Confronté à une jeunesse en mal d’emploi, le régime achète la paix sociale à coups de crédits gratuits. Cette politique a provoqué une floraison de micro-entreprises très précaires. Le tout financé par la manne des hydrocarbures, qui commence à se tarir. 

A la nuit tombée, dans cette banlieue d’Alger, seuls de pâles réverbères éclairent la chaussée. Dans l’ombre, sur la banquette arrière d’une voiture ordinaire, Samir (1) esquisse un sourire lorsqu’un véhicule de police passe dans la rue. « Je n’ai pas peur d’aller en prison », chuchote-t-il. En 2012, le jeune homme, âgé de 28 ans, était censé ouvrir une boulangerie.
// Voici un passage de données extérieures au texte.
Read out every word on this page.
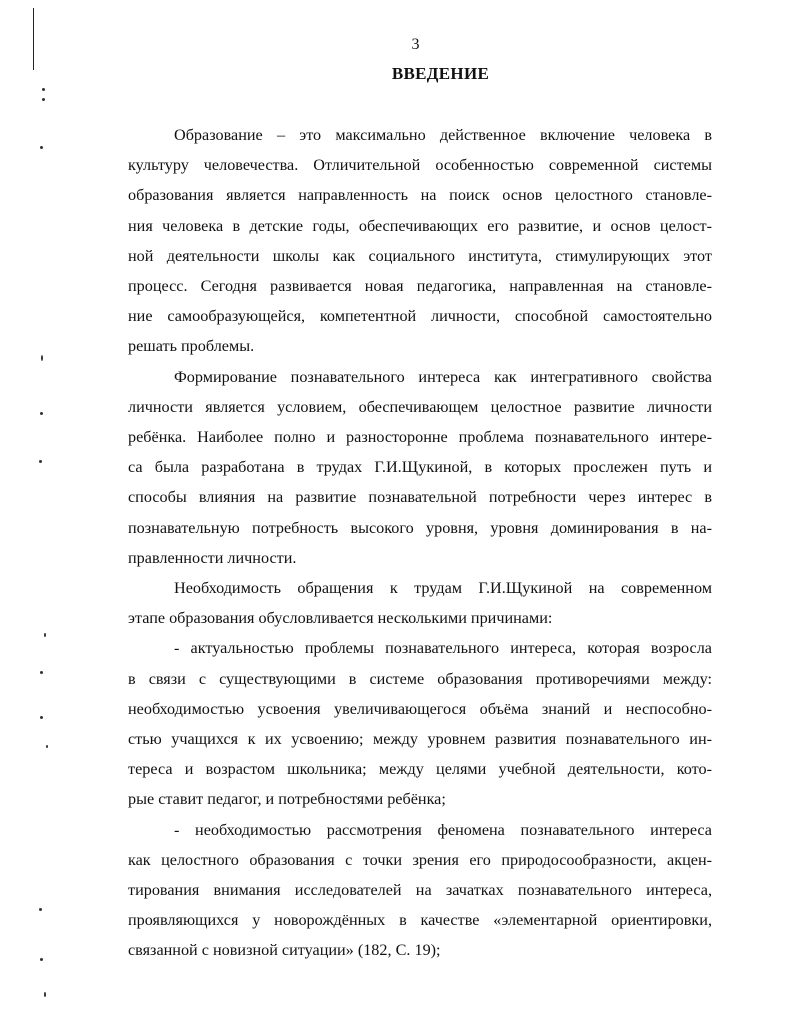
3
ВВЕДЕНИЕ
Образование – это максимально действенное включение человека в
культуру человечества. Отличительной особенностью современной системы
образования является направленность на поиск основ целостного становле-
ния человека в детские годы, обеспечивающих его развитие, и основ целост-
ной деятельности школы как социального института, стимулирующих этот
процесс. Сегодня развивается новая педагогика, направленная на становле-
ние самообразующейся, компетентной личности, способной самостоятельно
решать проблемы.
Формирование познавательного интереса как интегративного свойства
личности является условием, обеспечивающем целостное развитие личности
ребёнка. Наиболее полно и разносторонне проблема познавательного интере-
са была разработана в трудах Г.И.Щукиной, в которых прослежен путь и
способы влияния на развитие познавательной потребности через интерес в
познавательную потребность высокого уровня, уровня доминирования в на-
правленности личности.
Необходимость обращения к трудам Г.И.Щукиной на современном
этапе образования обусловливается несколькими причинами:
- актуальностью проблемы познавательного интереса, которая возросла
в связи с существующими в системе образования противоречиями между:
необходимостью усвоения увеличивающегося объёма знаний и неспособно-
стью учащихся к их усвоению; между уровнем развития познавательного ин-
тереса и возрастом школьника; между целями учебной деятельности, кото-
рые ставит педагог, и потребностями ребёнка;
- необходимостью рассмотрения феномена познавательного интереса
как целостного образования с точки зрения его природосообразности, акцен-
тирования внимания исследователей на зачатках познавательного интереса,
проявляющихся у новорождённых в качестве «элементарной ориентировки,
связанной с новизной ситуации» (182, С. 19);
Grâce à un certificat professionnel bidon et au devis d’un fournisseur véreux, il obtient alors 60000 euros de l’Agence nationale de soutien à l’emploi des jeunes (Ansej), une structure étatique qui distribue des crédits aux chômeurs créant leur micro-entreprise. Curieusement, alors que c’est la règle, personne ne vient vérifier si le matériel est bien livré. Tant mieux pour lui, car Samir ne pétrit pas la pâte à pain dès les lueurs de l’aube : il dirige un petit business de voitures d’occasion venues d’Europe et un autre de chaussures orthopédiques.

Qu’importe si près d’un tiers des bénéficiaires ne remboursent pas leurs dettes et qu’il y ait, parmi eux, quelques brebis galeuses… Dans ce pays où 25 millions d’habitants (sur 38 millions) ont moins de 35 ans, le régime vieillissant d’Abdelaziz Bouteflika ne cesse d’encourager les jeunes à demander des crédits pour devenir « entrepreneur ».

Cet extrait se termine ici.